While the Web will be a platform, client apps will never disappear he says, pointing to the flood of clients for notionally Web-based services like Twitter and Facebook. The cloud isn’t just a place to run applications or store information, so the browser has more to do than rendering pages and running scripts to realise the potential of the cloud; in his vision, the user agent needs to extend beyond a single machine or a single platform, with tools like Weave "We have got to make some strides figuring how to connect this stuff up with some cloud-based connective tissue.
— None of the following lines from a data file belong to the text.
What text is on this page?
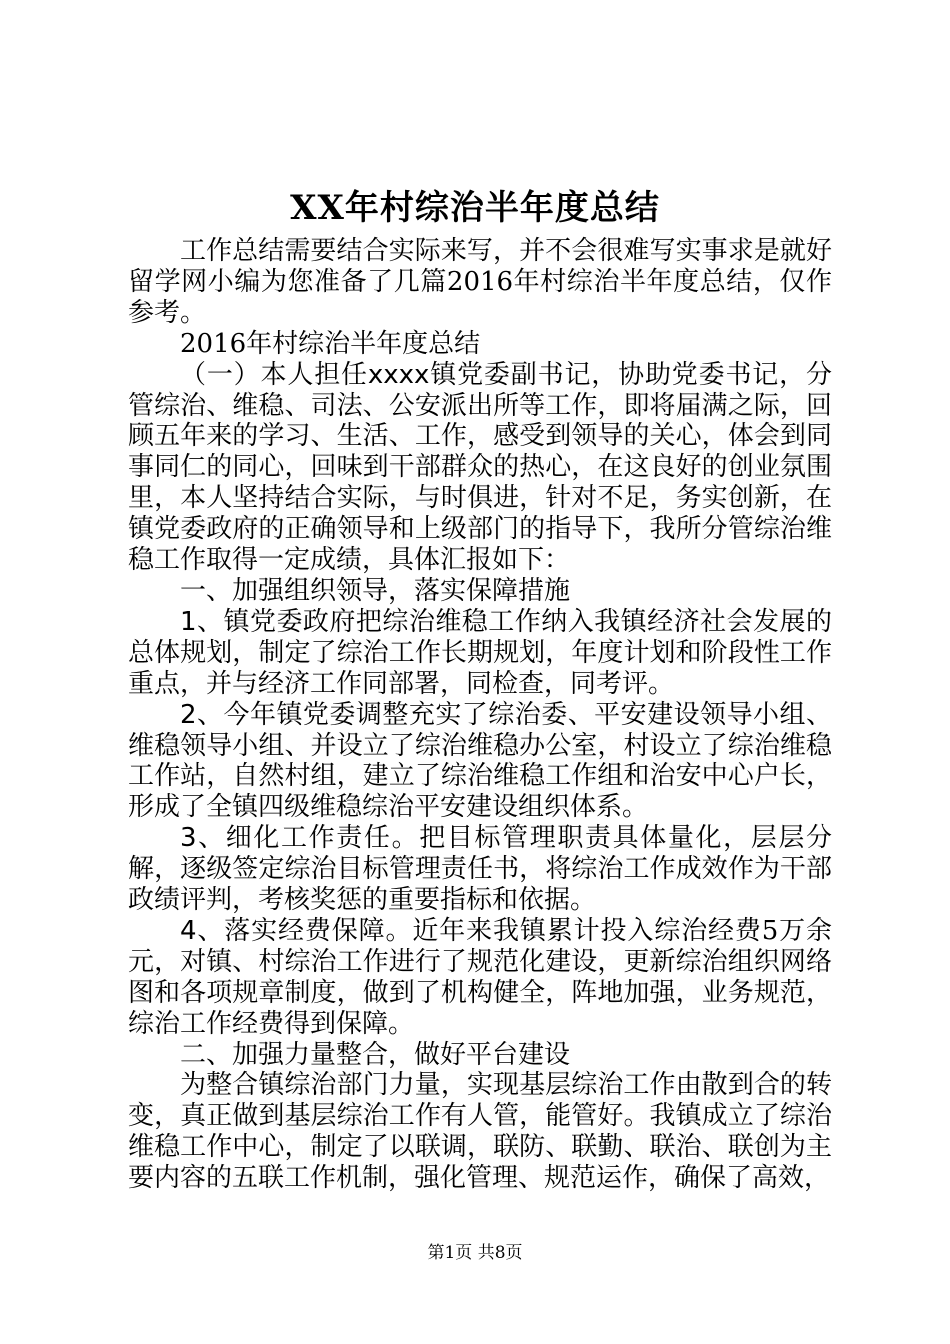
XX年村综治半年度总结

工作总结需要结合实际来写，并不会很难写实事求是就好留学网小编为您准备了几篇2016年村综治半年度总结，仅作参考。

2016年村综治半年度总结

（一）本人担任xxxx镇党委副书记，协助党委书记，分管综治、维稳、司法、公安派出所等工作，即将届满之际，回顾五年来的学习、生活、工作，感受到领导的关心，体会到同事同仁的同心，回味到干部群众的热心，在这良好的创业氛围里，本人坚持结合实际，与时俱进，针对不足，务实创新，在镇党委政府的正确领导和上级部门的指导下，我所分管综治维稳工作取得一定成绩，具体汇报如下：

一、加强组织领导，落实保障措施

1、镇党委政府把综治维稳工作纳入我镇经济社会发展的总体规划，制定了综治工作长期规划，年度计划和阶段性工作重点，并与经济工作同部署，同检查，同考评。

2、今年镇党委调整充实了综治委、平安建设领导小组、维稳领导小组、并设立了综治维稳办公室，村设立了综治维稳工作站，自然村组，建立了综治维稳工作组和治安中心户长，形成了全镇四级维稳综治平安建设组织体系。

3、细化工作责任。把目标管理职责具体量化，层层分解，逐级签定综治目标管理责任书，将综治工作成效作为干部政绩评判，考核奖惩的重要指标和依据。

4、落实经费保障。近年来我镇累计投入综治经费5万余元，对镇、村综治工作进行了规范化建设，更新综治组织网络图和各项规章制度，做到了机构健全，阵地加强，业务规范，综治工作经费得到保障。

二、加强力量整合，做好平台建设

为整合镇综治部门力量，实现基层综治工作由散到合的转变，真正做到基层综治工作有人管，能管好。我镇成立了综治维稳工作中心，制定了以联调，联防、联勤、联治、联创为主要内容的五联工作机制，强化管理、规范运作，确保了高效，

第1页 共8页
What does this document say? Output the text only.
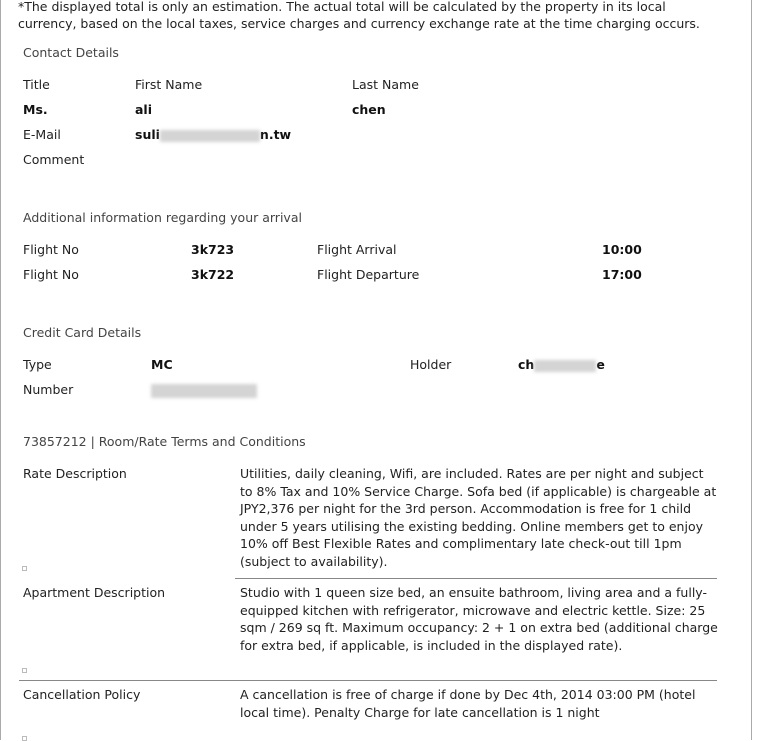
*The displayed total is only an estimation. The actual total will be calculated by the property in its local currency, based on the local taxes, service charges and currency exchange rate at the time charging occurs.
Contact Details
Title	First Name	Last Name
Ms.	ali	chen
E-Mail	suli	n.tw
Comment
Additional information regarding your arrival
Flight No	3k723	Flight Arrival	10:00
Flight No	3k722	Flight Departure	17:00
Credit Card Details
Type	MC	Holder	ch	e
Number
73857212 | Room/Rate Terms and Conditions
Rate Description	Utilities, daily cleaning, Wifi, are included. Rates are per night and subject to 8% Tax and 10% Service Charge. Sofa bed (if applicable) is chargeable at JPY2,376 per night for the 3rd person. Accommodation is free for 1 child under 5 years utilising the existing bedding. Online members get to enjoy 10% off Best Flexible Rates and complimentary late check-out till 1pm (subject to availability).
Apartment Description	Studio with 1 queen size bed, an ensuite bathroom, living area and a fully-equipped kitchen with refrigerator, microwave and electric kettle. Size: 25 sqm / 269 sq ft. Maximum occupancy: 2 + 1 on extra bed (additional charge for extra bed, if applicable, is included in the displayed rate).
Cancellation Policy	A cancellation is free of charge if done by Dec 4th, 2014 03:00 PM (hotel local time). Penalty Charge for late cancellation is 1 night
So how do we help people sync their bookmarks, how do we make it so you close your laptop and then you open up on Fennec and your tabs are all there for you?"

Jetpack logo
Jetpack, extending the browser "in a way that's more web native"
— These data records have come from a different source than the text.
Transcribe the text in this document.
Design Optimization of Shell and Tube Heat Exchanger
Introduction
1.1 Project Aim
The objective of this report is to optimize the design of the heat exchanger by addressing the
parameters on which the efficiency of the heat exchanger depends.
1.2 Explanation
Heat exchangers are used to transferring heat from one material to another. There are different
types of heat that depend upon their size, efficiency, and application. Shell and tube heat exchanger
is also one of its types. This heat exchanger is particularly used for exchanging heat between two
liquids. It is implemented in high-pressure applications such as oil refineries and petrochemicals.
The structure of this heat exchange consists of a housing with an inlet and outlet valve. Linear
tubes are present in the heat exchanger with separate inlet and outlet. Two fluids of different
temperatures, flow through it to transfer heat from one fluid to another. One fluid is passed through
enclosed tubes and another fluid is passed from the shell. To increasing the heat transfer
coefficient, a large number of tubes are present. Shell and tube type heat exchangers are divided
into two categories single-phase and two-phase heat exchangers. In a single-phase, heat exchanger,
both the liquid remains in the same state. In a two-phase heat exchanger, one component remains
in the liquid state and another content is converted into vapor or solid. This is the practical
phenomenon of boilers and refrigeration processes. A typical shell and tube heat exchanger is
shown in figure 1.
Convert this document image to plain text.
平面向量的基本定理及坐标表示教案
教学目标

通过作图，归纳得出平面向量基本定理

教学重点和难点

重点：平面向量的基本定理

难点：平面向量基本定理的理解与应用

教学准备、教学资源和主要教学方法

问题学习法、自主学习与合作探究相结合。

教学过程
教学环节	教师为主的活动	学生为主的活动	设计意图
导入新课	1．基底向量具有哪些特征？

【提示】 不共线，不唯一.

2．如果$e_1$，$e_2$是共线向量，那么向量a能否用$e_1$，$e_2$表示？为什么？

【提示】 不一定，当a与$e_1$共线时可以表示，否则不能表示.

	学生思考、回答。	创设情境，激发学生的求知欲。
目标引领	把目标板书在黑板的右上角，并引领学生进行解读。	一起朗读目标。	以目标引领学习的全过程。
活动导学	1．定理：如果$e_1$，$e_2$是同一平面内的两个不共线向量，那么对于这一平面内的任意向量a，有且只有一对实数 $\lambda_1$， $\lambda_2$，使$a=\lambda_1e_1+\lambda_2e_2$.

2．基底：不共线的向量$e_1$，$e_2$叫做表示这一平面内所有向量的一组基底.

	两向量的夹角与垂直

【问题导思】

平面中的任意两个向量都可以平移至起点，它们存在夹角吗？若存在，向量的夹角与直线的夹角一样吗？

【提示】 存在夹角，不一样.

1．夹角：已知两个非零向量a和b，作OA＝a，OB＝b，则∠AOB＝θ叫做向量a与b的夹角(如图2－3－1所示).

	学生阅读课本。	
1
There’s still plenty of work left to do in the desktop version of Mozilla too, including the extensions that make Firefox so flexible. "I have some ambivalence, in the positive sense of the word, here," confides Lilly. XUL is efficient, but if the browser is the platform, shouldn’t extensions be more about Web technologies? "We’re proud of our XUL heritage and the ability to have an add-on be really part of the browser that’s running but there are some issues we’re trying to address with Ubiquity and with Jetpack around how you extend that in a way that’s more Web native. XUL, I think, is more Webby than most any other extension system but it's not quite of the Web. You look at Greasemonkey scripts or Jetpack or Chrome extensions and they start to look more of the Web. I think we’re moving towards that. I think the question is can you get all the expressive stuff done, that you want to get done, with that type of scheme. We believe you can get a lot of it done but we don't have the total answer to that yet."
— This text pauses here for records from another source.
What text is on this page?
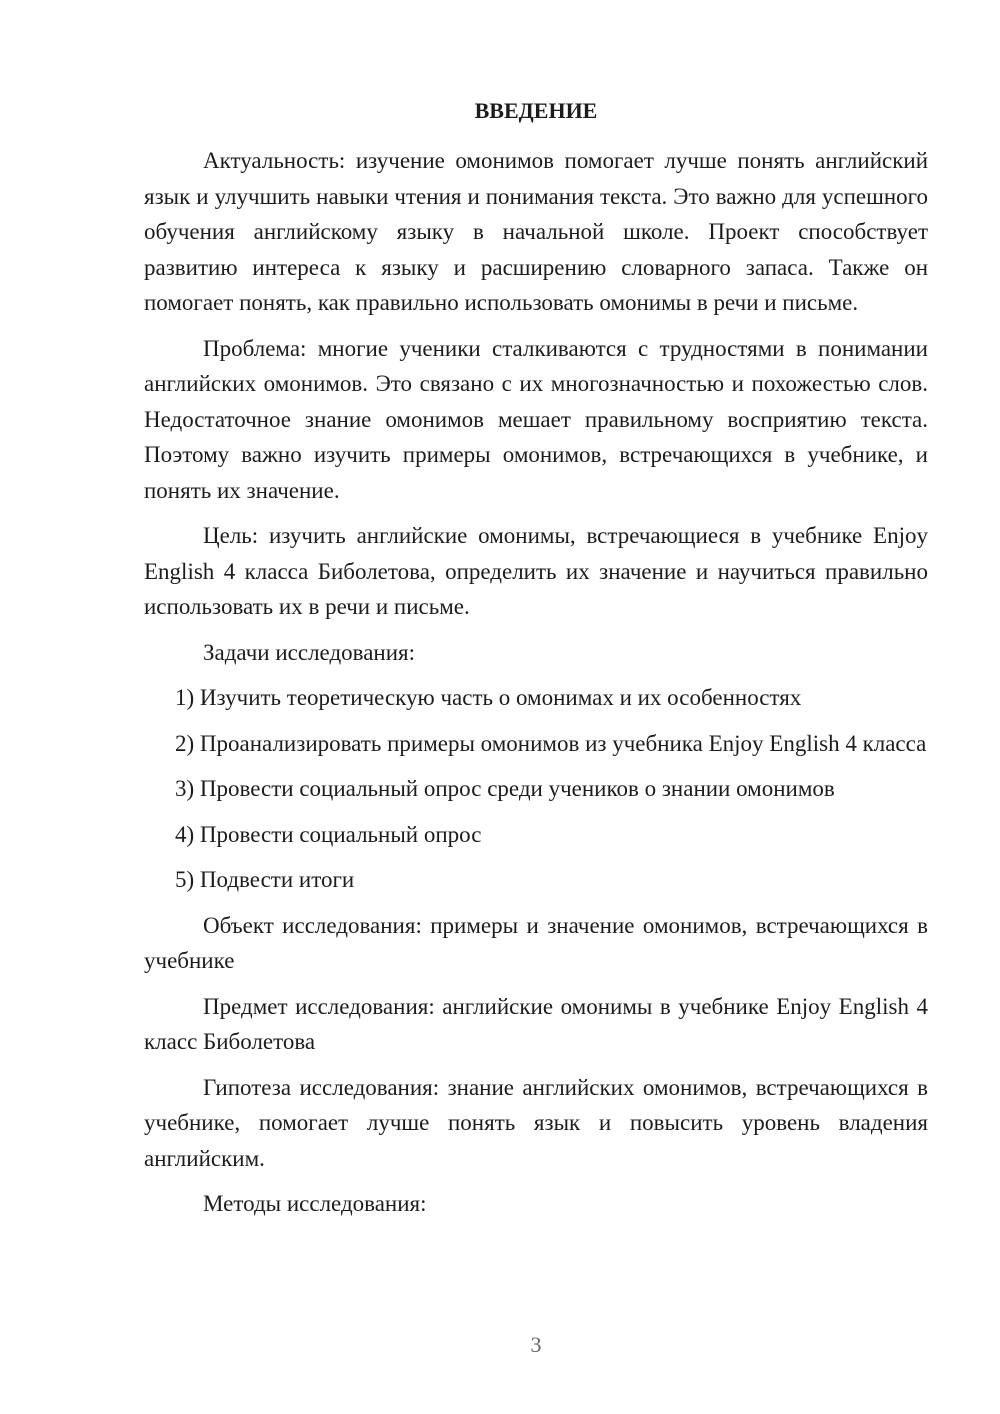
ВВЕДЕНИЕ

Актуальность: изучение омонимов помогает лучше понять английский язык и улучшить навыки чтения и понимания текста. Это важно для успешного обучения английскому языку в начальной школе. Проект способствует развитию интереса к языку и расширению словарного запаса. Также он помогает понять, как правильно использовать омонимы в речи и письме.

Проблема: многие ученики сталкиваются с трудностями в понимании английских омонимов. Это связано с их многозначностью и похожестью слов. Недостаточное знание омонимов мешает правильному восприятию текста. Поэтому важно изучить примеры омонимов, встречающихся в учебнике, и понять их значение.

Цель: изучить английские омонимы, встречающиеся в учебнике Enjoy English 4 класса Биболетова, определить их значение и научиться правильно использовать их в речи и письме.

Задачи исследования:

1) Изучить теоретическую часть о омонимах и их особенностях

2) Проанализировать примеры омонимов из учебника Enjoy English 4 класса

3) Провести социальный опрос среди учеников о знании омонимов

4) Провести социальный опрос

5) Подвести итоги

Объект исследования: примеры и значение омонимов, встречающихся в учебнике

Предмет исследования: английские омонимы в учебнике Enjoy English 4 класс Биболетова

Гипотеза исследования: знание английских омонимов, встречающихся в учебнике, помогает лучше понять язык и повысить уровень владения английским.

Методы исследования:

3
Another long-term work in progress is identity on the Internet; protocols like OAuth and OpenID are just the beginning (and Lilly notes that OpenID has "certain flaws"). "I think identity must emerge in a new way; probably less photorealistic than you are in Second Life but a little more than just your Twitter handle." Tools like Twitter could be increasingly important for supplying the 'social clues' that we're used to in the real world, where you don't have to supply a name and password to walk into a shop or find out how much it would cost to rent a car. "Social cues like the clothes you're wearing and the fact you're an adult and you probably drove up in a car; those things tell your brain 'this person is probably worth interacting with now and we’ll figure out the specific bits later'. But all these soft cues we don't have right now online. Twitter is interesting because it provides soft cues about people; it provides sensor streams, it provides other information about what’s happening, it gives you soft information about how to make decisions. I think Twitter and sensors hold some keys but this is going to take a long, long time. It’s like we’re all trying to rewire our brains how to do this."

Lilly's slightly downbeat view of the state of browsers isn't pessimism about Firefox (which he calls "a great product") or about Fennec ("Which will sooner or later just be called Firefox"). It's a recognition of the way the Mozilla Foundation and community works, which he calls "network-based design; we try to give tools to the most people and then you try to notice what's good and innovative and you try to grow it." With such a large number of developers involved in creating the next step for the browser in so many and varied ways, recognising that there are still plenty of bumps in the road ahead is a much more realistic approach.